Prime Minister Fumio Kishida said he spoke by phone with Russian President Vladimir Putin on Thursday and they agreed to advance negotiations for a postwar peace treaty between their countries.
Kishida told reporters he expressed his desire to develop Japan-Russia relations in a mutually beneficial manner, and that Putin said he wants to continue dialogue on a range of bilateral issues.
Japan and Russia have a decades-old territorial dispute over islands lying to the northeast of Hokkaido that has prevented them from signing a peace treaty since the end of World War II.
The dispute concerns the sovereignty of Russian-held islands off Hokkaido, which were seized by the Soviet Union following Tokyo's surrender in 1945.
Japan, which calls them the Northern Territories, argues the annexation was illegal and is demanding their return, while Russia says it was a legitimate outcome of the war. The islands are known as the Southern Kurils in Russia.
In their first conversation since Kishida took office this week, the leaders agreed to move forward with negotiations based on past agreements, including a 1956 joint declaration that states two of the four islands — Shikotan and the Habomai islet group — will be handed over to Japan following the conclusion of a peace treaty.

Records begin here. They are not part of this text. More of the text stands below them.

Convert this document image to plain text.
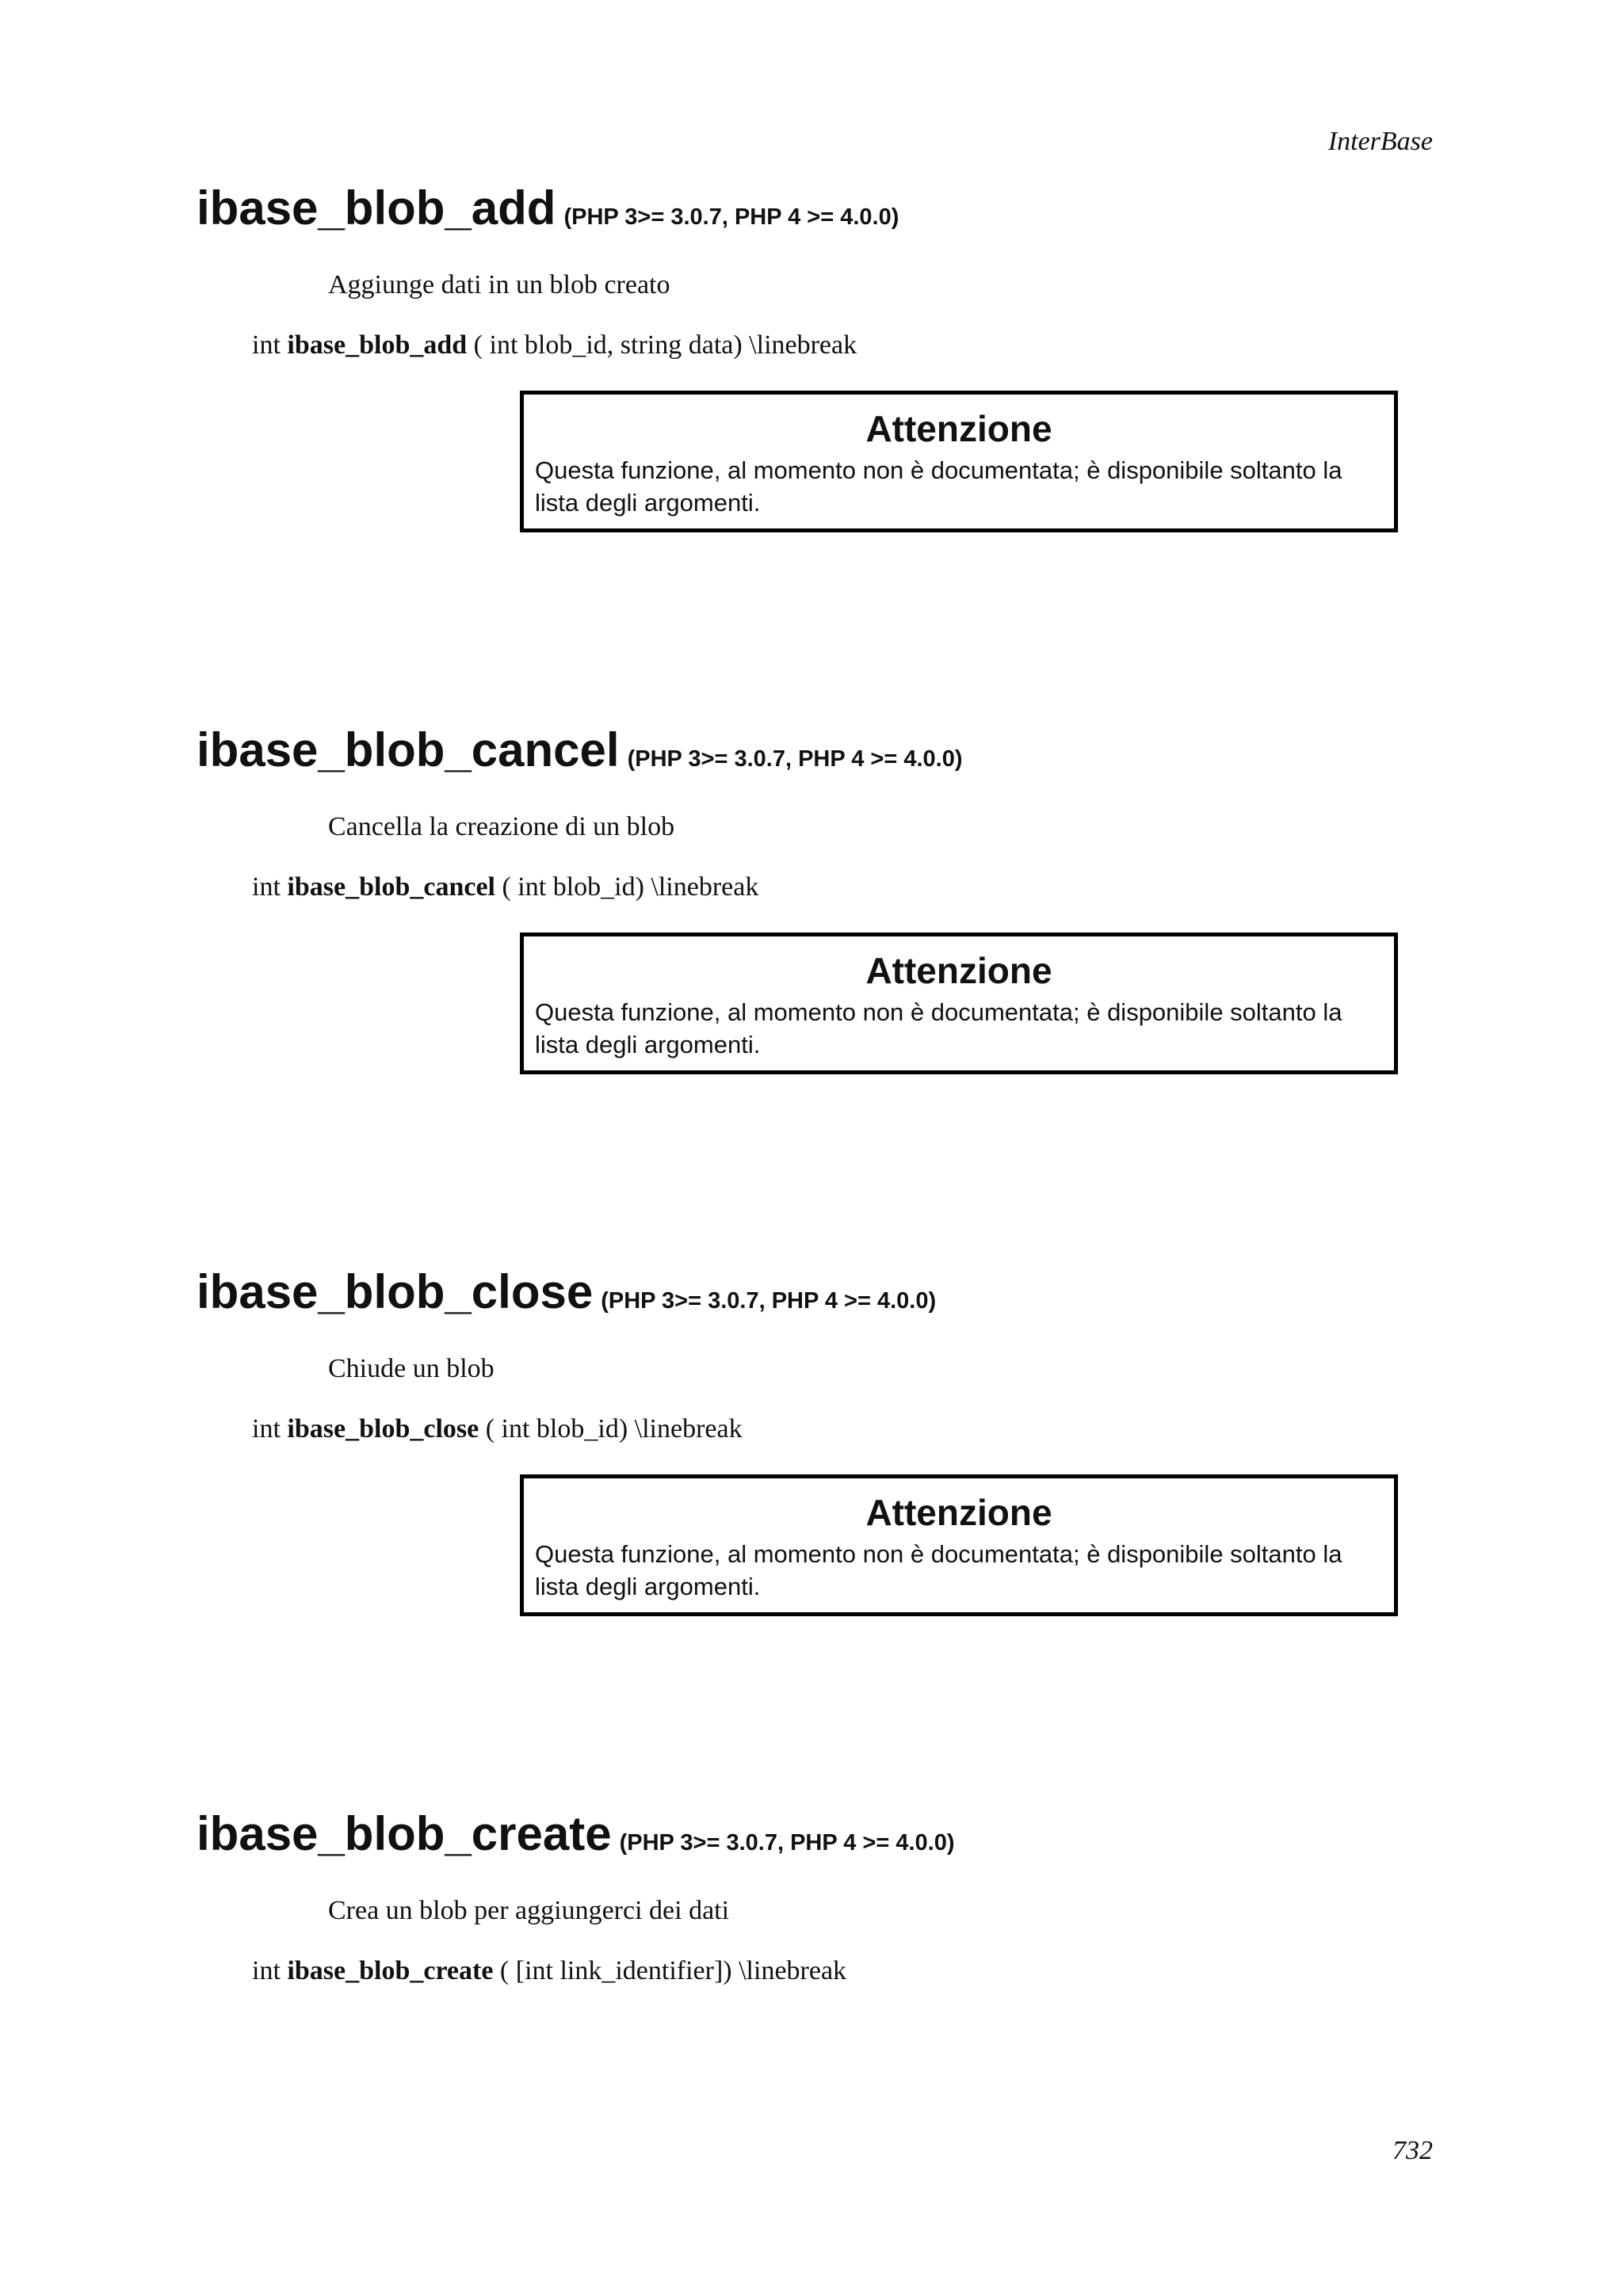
InterBase
ibase_blob_add (PHP 3>= 3.0.7, PHP 4 >= 4.0.0)

Aggiunge dati in un blob creato

int ibase_blob_add ( int blob_id, string data) \linebreak

Attenzione
Questa funzione, al momento non è documentata; è disponibile soltanto la lista degli argomenti.
ibase_blob_cancel (PHP 3>= 3.0.7, PHP 4 >= 4.0.0)

Cancella la creazione di un blob

int ibase_blob_cancel ( int blob_id) \linebreak

Attenzione
Questa funzione, al momento non è documentata; è disponibile soltanto la lista degli argomenti.
ibase_blob_close (PHP 3>= 3.0.7, PHP 4 >= 4.0.0)

Chiude un blob

int ibase_blob_close ( int blob_id) \linebreak

Attenzione
Questa funzione, al momento non è documentata; è disponibile soltanto la lista degli argomenti.
ibase_blob_create (PHP 3>= 3.0.7, PHP 4 >= 4.0.0)

Crea un blob per aggiungerci dei dati

int ibase_blob_create ( [int link_identifier]) \linebreak

732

Putin also expressed his hope to hold talks with Kishida in person as soon as possible, according to Japan's Foreign Ministry. The call lasted for about 25 minutes.
Mentioning that Kishida is a former foreign minister, Putin was quoted by a ministry official as saying, "I am looking forward to working with Prime Minister Kishida, who knows bilateral relations well."
The leaders also discussed North Korea's nuclear and missile development programs, and Kishida asked for Russia's help in resolving the issue of the North's abduction of Japanese nationals in the 1970s and 1980s, the ministry said.